Investors looking for portfolio diversification through debt instruments, bond funds are a suitable option. These funds invest in a basket of bond securities, thus offering a diversified investment portfolio. Even though bond funds are not as risky as equity investments, there is a certain level of risk associated with it. Therefore, investors must be aware of the risks associated with bond fund investments. The most common risks with bond funds are credit risk, default risk and interest rate risk. Moreover, it is essential to note that bond funds do not guarantee principal like individual bond investing.

Therefore, investors looking for a well-diversified bond portfolio and having medium to long-term tenure can consider investing in bond funds.
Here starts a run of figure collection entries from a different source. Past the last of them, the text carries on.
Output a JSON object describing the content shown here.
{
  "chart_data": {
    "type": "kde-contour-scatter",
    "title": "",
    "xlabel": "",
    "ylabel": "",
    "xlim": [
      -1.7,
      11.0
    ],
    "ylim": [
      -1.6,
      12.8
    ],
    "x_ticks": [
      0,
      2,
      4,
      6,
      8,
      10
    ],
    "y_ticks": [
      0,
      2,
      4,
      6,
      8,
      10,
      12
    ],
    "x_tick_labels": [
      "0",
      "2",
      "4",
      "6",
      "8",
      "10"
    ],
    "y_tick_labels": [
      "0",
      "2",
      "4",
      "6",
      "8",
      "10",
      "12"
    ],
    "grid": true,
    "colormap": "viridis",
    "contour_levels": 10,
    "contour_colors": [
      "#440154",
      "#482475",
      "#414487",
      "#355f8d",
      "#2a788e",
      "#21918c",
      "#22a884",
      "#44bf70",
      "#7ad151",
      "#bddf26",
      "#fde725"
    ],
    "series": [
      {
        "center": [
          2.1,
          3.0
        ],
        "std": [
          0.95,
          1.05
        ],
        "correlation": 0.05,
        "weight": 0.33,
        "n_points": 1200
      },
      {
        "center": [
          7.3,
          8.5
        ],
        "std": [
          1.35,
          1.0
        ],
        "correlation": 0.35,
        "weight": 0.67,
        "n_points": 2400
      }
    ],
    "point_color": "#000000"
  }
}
Things to Consider Before Investing in Bond Funds

The following are the things to consider before investing in bond funds – 

Investment Objective

The choice of instrument primarily depends on the investor’s investment objective whether it is short-term or long-term. Therefore, investors must align their investment objective with the bond fund’s investment objective. 

Investment Horizon

The investment horizon is the time period for which the investor wants to hold the investment either short or long term. For instance, short-term funds are for a short-term duration, while income funds are for a long-term duration. Therefore, investors must ensure that their investment horizon aligns with the fund’s average duration or maturity in bond funds. 

Portfolio Diversification

Bond funds invest in different bonds (government bonds, corporate bonds, etc.) as per the investment mandate based on the duration and coupon rate. This means investors can get exposure to the bond market by investing in a single bond fund. However, the minimum limit for every type of bond may vary depending on the type of scheme. Therefore, an investor must check the scheme-related documents carefully. 

Fund Manager

A debt fund manager plays a crucial role as the investing strategy varies depending on the fund type. For instance, a fund manager may invest 80% of its corpus in corporate bonds in the case of a corporate bond fund. Therefore, the fund manager can choose the bonds based on the credit rating and average maturity. Moreover, the mutual fund declares these aspects in the scheme documents. Also, investors must check the fund’s past track record and the fund manager before investing. 

Fund returns

Investors have to study the fund’s historical returns before investing in it. Therefore, assessing the fund’s returns and performance for at least five years is suitable before choosing any bond fund to invest in. Moreover, investors must also analyse the performance during different market cycles to understand how efficiently the fund manager was able to manage the fund. 

Investment Costs

Every bond fund has certain costs associated with it, which are in the form of the expense ratio and exit load. The expense ratio includes the fund management fee, transaction costs, etc., which are charged to the investors through NAV. Thus, this reduces the overall profit for the investors. On the contrary, exit load is a charge that the fund house deducts when the investor exits the fund before a specific time. Therefore, investors must check the expense ratio, which should not be too high while investing in a particular bond fund. 

Financial Ratio

An investor can analyse a bond fund based on performance ratios. These ratios help to measure the performance and compare it with other mutual funds within the category. Some of these ratios are standard deviation, beta, Sharpe ratio, alpha, etc.